[Tutor] beginning to code

Chris Angelico rosuav at gmail.com
Tue Sep 19 03:46:32 EDT 2017


On Tue, Sep 19, 2017 at 5:22 PM, Antoon Pardon <antoon.pardon at vub.be> wrote:
> But the problem is that the following two pieces of code don't do
> the same in Python.
>
> if x: pass
> if x is True: pass
>
> Sometimes I need that second statement but I can be sure that
> should I show a piece of code on this mailing list with that
> statement, all kind of remarks about it being redundant will
> surface. The fact that x will be interpreted as a boolean
> even if it isn't means that I need that second statement
> when I want to do something only when the value of x is True.

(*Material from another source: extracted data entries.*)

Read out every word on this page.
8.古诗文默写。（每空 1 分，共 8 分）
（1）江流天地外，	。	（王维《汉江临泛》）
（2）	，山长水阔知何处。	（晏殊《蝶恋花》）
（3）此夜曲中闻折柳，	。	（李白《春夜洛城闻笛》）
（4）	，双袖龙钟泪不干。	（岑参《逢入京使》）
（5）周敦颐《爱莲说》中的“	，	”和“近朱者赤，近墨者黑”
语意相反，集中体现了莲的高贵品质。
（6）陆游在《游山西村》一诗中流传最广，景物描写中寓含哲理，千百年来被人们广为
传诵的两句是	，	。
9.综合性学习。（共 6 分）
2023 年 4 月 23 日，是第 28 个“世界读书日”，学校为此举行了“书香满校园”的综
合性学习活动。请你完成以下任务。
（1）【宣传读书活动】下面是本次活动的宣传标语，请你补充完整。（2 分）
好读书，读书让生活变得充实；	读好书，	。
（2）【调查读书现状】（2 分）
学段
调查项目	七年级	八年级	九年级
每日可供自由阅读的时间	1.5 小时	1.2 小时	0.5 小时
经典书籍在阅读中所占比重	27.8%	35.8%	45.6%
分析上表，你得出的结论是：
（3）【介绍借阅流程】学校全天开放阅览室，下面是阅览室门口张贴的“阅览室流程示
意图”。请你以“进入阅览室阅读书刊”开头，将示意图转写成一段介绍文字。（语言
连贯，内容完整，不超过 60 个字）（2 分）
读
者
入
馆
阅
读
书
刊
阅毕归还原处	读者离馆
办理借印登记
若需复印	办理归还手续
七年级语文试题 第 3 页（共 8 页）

Correct, they're not identical. Under what circumstances do you need
to test for the singleton True value and *not* for truthiness? If this
came up in code review, I would first assume that it's simple
redundancy, because otherwise I have to assume some extremely weird
use of a variable that could be True and could be some other truthy
value. At very least, a check "if x is True:" needs a comment with it.
And in trying to concoct plausible use-cases, I keep falling back on
something like this:

# Display booleans differently
if x is True:
    ... display flag
else:
    ... display number

which would be better represented with "if isinstance(x, bool):"
instead. So "if x is True:" remains odd code, the sort of thing that
MUST be annotated or I would be raising a red flag. Can you give an
actual real-world example where this comes up?